DÉMÉNAGEMENT
Réagir plutôt que subir
Renko, 11 ans, dîne en famille. Tout semble normal, pourtant la jeune fille s’inquiète que son père n’ait pas fini ses cartons pour déménager dans son nouvel appartement le lendemain. Ses parents ne s’aiment plus et le couple se sépare. À l’exception d’un ou deux regards gênés entre le père et la mère, seul l’empressement de la jeune fille à bien faire les choses révèle l’importance du moment dans leurs vies…
Je vais vous faire une confidence, j’aime découvrir les films en ne sachant rien d’eux. Avant une séance, je ne lis aucune critique et tente au mieux de ne pas voir la bande-annonce. C’est donc avec surprise, que je découvre au début de "Déménagement" cette mention : « Sélection Un Certain Regard 1993 ». J’ai cru un instant m’être trompée de salle, mais l’énoncé du titre me confirme que ce film japonais sort (enfin) en France, 30 ans après sa présentation à Cannes.
Au fil des scènes, je réalise que si je n’avais pas lu cette mention au générique du film, il m’aurait été difficile de deviner son âge. La qualité de l’image a juste un très léger grain, mais esthétiquement cela donne un bel aspect velouté aux couleurs. Seule l’absence de smartphone aurait pu me mettre la puce à l’oreille tant les personnages et l’histoire sont contemporains, voire intemporels.
Courant de lieu en lieu, portée par de méticuleux plans séquence, Renko tente comme elle peut de garder le lien entre ses parents. Victime collatérale d’une rupture, elle ne baisse pas les bras et entend bien faire entendre ses droits en tant qu’enfant. Elle déchire la longue liste d’obligations de colocation que veut lui imposer sa mère, colle son père pour ne pas qu’il l’oublie et oblige ses parents à dîner régulièrement en famille.
À l’affût, la caméra de Shinji Sōmai capte toutes les émotions de la jeune fille qui oscille entre vitalité débordante et désespoir. Elle l’accompagne dans sa quête minutieuse pour recouvrer ses petits bonheurs perdus jusqu’au moment où arrive la date du Biwako Dai Hanabi Taikai, un prestigieux festival de feux d’artifice sur le lac Biwa auquel Renko et ses parents assistent chaque année.

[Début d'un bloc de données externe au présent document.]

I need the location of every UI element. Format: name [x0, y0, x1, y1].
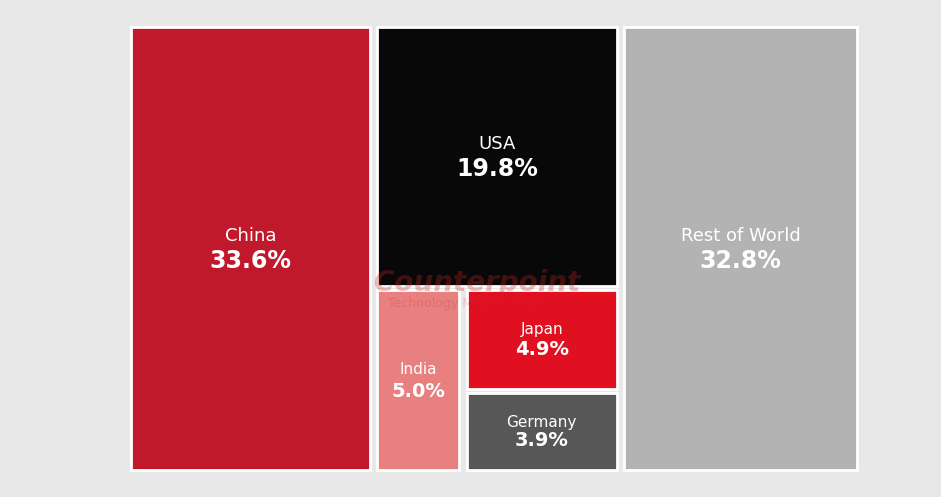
Text: Counterpoint: Counterpoint — [375, 269, 581, 298]
Text: 3.9%: 3.9% — [515, 431, 568, 450]
Text: 19.8%: 19.8% — [456, 157, 538, 181]
Text: 4.9%: 4.9% — [515, 340, 568, 359]
FancyBboxPatch shape — [377, 27, 616, 286]
FancyBboxPatch shape — [131, 27, 370, 470]
FancyBboxPatch shape — [377, 290, 459, 470]
Text: 32.8%: 32.8% — [700, 249, 782, 273]
Text: Japan: Japan — [520, 322, 563, 337]
Text: Rest of World: Rest of World — [680, 227, 801, 245]
Text: USA: USA — [478, 135, 516, 153]
Text: Germany: Germany — [506, 415, 577, 430]
FancyBboxPatch shape — [624, 27, 857, 470]
Text: 5.0%: 5.0% — [391, 382, 445, 401]
FancyBboxPatch shape — [467, 290, 616, 389]
Text: Technology Market Research: Technology Market Research — [388, 297, 566, 310]
Text: 33.6%: 33.6% — [209, 249, 292, 273]
FancyBboxPatch shape — [467, 393, 616, 470]
Text: China: China — [225, 227, 276, 245]
Text: India: India — [400, 362, 437, 377]
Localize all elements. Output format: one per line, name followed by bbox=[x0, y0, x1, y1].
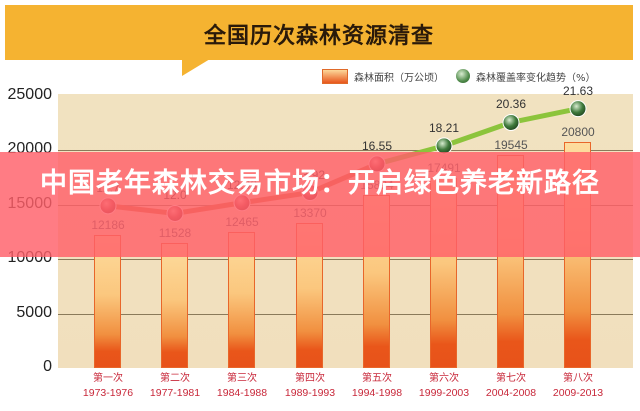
bar-value-label: 20800 bbox=[561, 124, 595, 139]
x-tick-label: 第四次 1989-1993 bbox=[275, 372, 345, 400]
survey-years: 2009-2013 bbox=[552, 387, 604, 399]
survey-years: 1973-1976 bbox=[82, 387, 134, 399]
survey-years: 1984-1988 bbox=[216, 387, 268, 399]
legend: 森林面积（万公顷） 森林覆盖率变化趋势（%） bbox=[322, 68, 596, 84]
headline-text: 中国老年森林交易市场：开启绿色养老新路径 bbox=[40, 168, 600, 199]
gridline bbox=[58, 259, 633, 260]
y-tick-label: 25000 bbox=[7, 86, 53, 103]
coverage-value-label: 20.36 bbox=[495, 97, 527, 112]
coverage-point bbox=[502, 113, 520, 131]
bar bbox=[94, 235, 121, 368]
coverage-point bbox=[569, 100, 587, 118]
circle-swatch-icon bbox=[456, 69, 470, 83]
x-tick-label: 第一次 1973-1976 bbox=[73, 372, 143, 400]
survey-years: 1989-1993 bbox=[284, 387, 336, 399]
survey-name: 第四次 bbox=[295, 373, 325, 384]
survey-name: 第六次 bbox=[429, 373, 459, 384]
headline-overlay: 中国老年森林交易市场：开启绿色养老新路径 bbox=[0, 152, 640, 257]
x-tick-label: 第七次 2004-2008 bbox=[476, 372, 546, 400]
coverage-value-label: 18.21 bbox=[428, 120, 460, 135]
bar bbox=[161, 242, 188, 368]
legend-coverage-label: 森林覆盖率变化趋势（%） bbox=[476, 72, 596, 84]
coverage-line-segment bbox=[441, 119, 514, 149]
survey-years: 1977-1981 bbox=[149, 387, 201, 399]
x-tick-label: 第三次 1984-1988 bbox=[207, 372, 277, 400]
survey-name: 第七次 bbox=[496, 373, 526, 384]
chart-title: 全国历次森林资源清查 bbox=[203, 24, 434, 49]
survey-years: 1994-1998 bbox=[351, 387, 403, 399]
coverage-value-label: 16.55 bbox=[361, 138, 393, 153]
x-tick-label: 第八次 2009-2013 bbox=[543, 372, 613, 400]
y-tick-label: 0 bbox=[43, 358, 52, 375]
y-tick-label: 5000 bbox=[16, 304, 52, 321]
gridline bbox=[58, 150, 633, 151]
x-tick-label: 第六次 1999-2003 bbox=[409, 372, 479, 400]
survey-name: 第一次 bbox=[93, 373, 123, 384]
bar-swatch-icon bbox=[322, 68, 348, 84]
x-tick-label: 第五次 1994-1998 bbox=[342, 372, 412, 400]
legend-area-label: 森林面积（万公顷） bbox=[354, 72, 444, 84]
bar-value-label: 19545 bbox=[494, 138, 528, 153]
coverage-value-label: 21.63 bbox=[562, 83, 594, 98]
coverage-line-segment bbox=[508, 106, 581, 125]
title-banner-pointer bbox=[182, 59, 210, 76]
survey-name: 第三次 bbox=[227, 373, 257, 384]
survey-years: 2004-2008 bbox=[485, 387, 537, 399]
survey-years: 1999-2003 bbox=[418, 387, 470, 399]
x-tick-label: 第二次 1977-1981 bbox=[140, 372, 210, 400]
survey-name: 第五次 bbox=[362, 373, 392, 384]
gridline bbox=[58, 314, 633, 315]
survey-name: 第二次 bbox=[160, 373, 190, 384]
chart-title-banner: 全国历次森林资源清查 bbox=[5, 5, 633, 60]
survey-name: 第八次 bbox=[563, 373, 593, 384]
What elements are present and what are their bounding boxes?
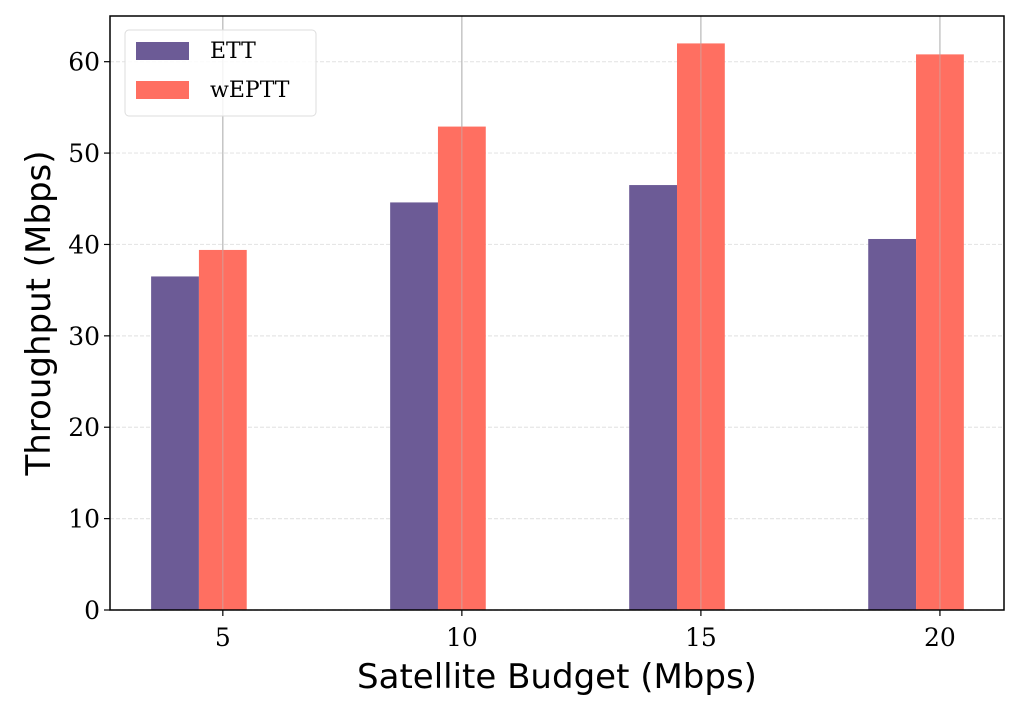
bar-ett-15 <box>629 185 677 611</box>
y-tick-label: 60 <box>68 48 100 77</box>
bar-ett-10 <box>390 202 438 610</box>
plot-frame <box>109 15 1005 611</box>
legend: ETT wEPTT <box>124 29 317 117</box>
y-tick-label: 30 <box>68 322 100 351</box>
x-tick-label: 5 <box>215 623 231 652</box>
x-tick-label: 20 <box>924 623 956 652</box>
y-tick-label: 50 <box>68 139 100 168</box>
legend-swatch-weptt <box>136 81 189 99</box>
legend-swatch-ett <box>136 42 189 60</box>
y-tick-label: 10 <box>68 505 100 534</box>
y-tick-label: 0 <box>84 596 100 625</box>
bars <box>151 16 964 611</box>
x-tick-label: 15 <box>685 623 717 652</box>
y-tick-label: 40 <box>68 230 100 259</box>
x-axis-label: Satellite Budget (Mbps) <box>357 657 757 697</box>
legend-label-ett: ETT <box>210 39 256 64</box>
bar-ett-5 <box>151 276 199 610</box>
y-tick-label: 20 <box>68 413 100 442</box>
y-axis-label: Throughput (Mbps) <box>19 150 59 476</box>
bar-ett-20 <box>868 238 917 610</box>
legend-label-weptt: wEPTT <box>210 78 290 103</box>
ticks: 0 10 20 30 40 50 60 5 10 15 20 <box>68 48 956 652</box>
x-tick-label: 10 <box>446 623 478 652</box>
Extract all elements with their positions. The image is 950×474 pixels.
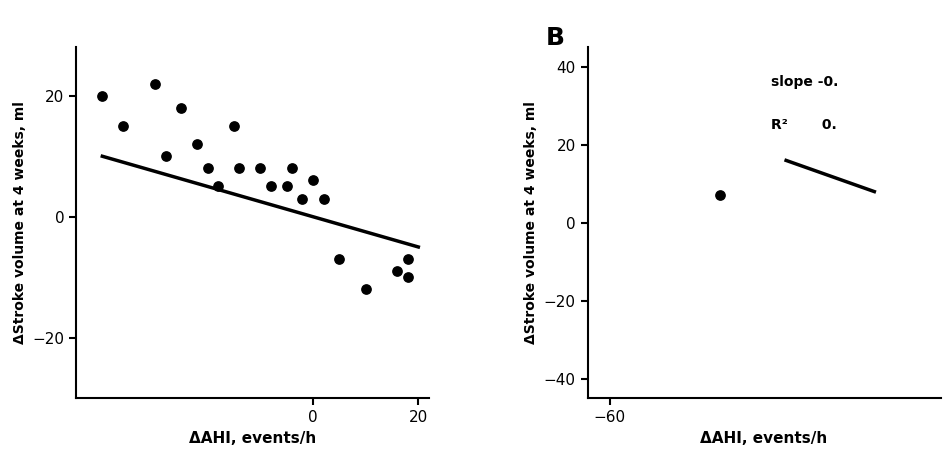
Point (294, 195, 310, 202)
Point (174, 104, 189, 112)
Point (284, 164, 299, 172)
Point (232, 164, 247, 172)
Point (358, 285, 373, 293)
Text: B: B (545, 27, 564, 50)
Point (190, 140, 205, 148)
Point (390, 267, 405, 275)
Point (253, 164, 268, 172)
Point (332, 255, 347, 263)
Point (279, 182, 294, 190)
Point (147, 80, 162, 88)
Point (158, 153, 173, 160)
Point (316, 195, 332, 202)
X-axis label: ΔAHI, events/h: ΔAHI, events/h (189, 430, 316, 446)
Point (712, 191, 728, 199)
Point (116, 122, 131, 130)
X-axis label: ΔAHI, events/h: ΔAHI, events/h (700, 430, 827, 446)
Point (400, 255, 415, 263)
Point (95, 92, 110, 100)
Point (200, 164, 216, 172)
Point (211, 182, 226, 190)
Point (263, 182, 278, 190)
Y-axis label: ΔStroke volume at 4 weeks, ml: ΔStroke volume at 4 weeks, ml (524, 101, 539, 344)
Y-axis label: ΔStroke volume at 4 weeks, ml: ΔStroke volume at 4 weeks, ml (12, 101, 27, 344)
Point (226, 122, 241, 130)
Point (400, 273, 415, 281)
Point (305, 177, 320, 184)
Text: R²       0.: R² 0. (771, 118, 837, 132)
Text: slope -0.: slope -0. (771, 75, 839, 90)
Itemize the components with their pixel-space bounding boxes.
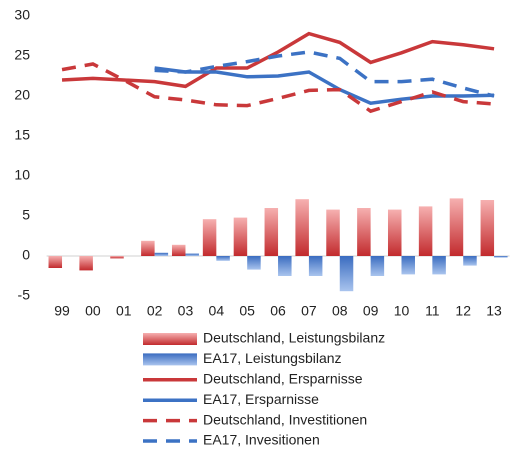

Le film se mue alors en un magnifique moment de grâce où l’enfant arrive à retrouver une certaine sérénité au bord de l’eau. Des étoiles plein les yeux, elle observe émue cette barque scintillante qui s’approche à travers la brume. Un moment suspendu, qui comme la très belle scène de fête de "Shara", vous hypnotise et vous transporte. Il aura fallu 30 ans pour découvrir en salle ce petit joyau de Shinji Sōmai, réalisateur vénéré par Kore-eda et mort prématurément en 2001. Heureusement quelques distributeurs (ici Survivance) veillent pour que de petits miracles comme celui-ci se produisent et nous les en remerciions.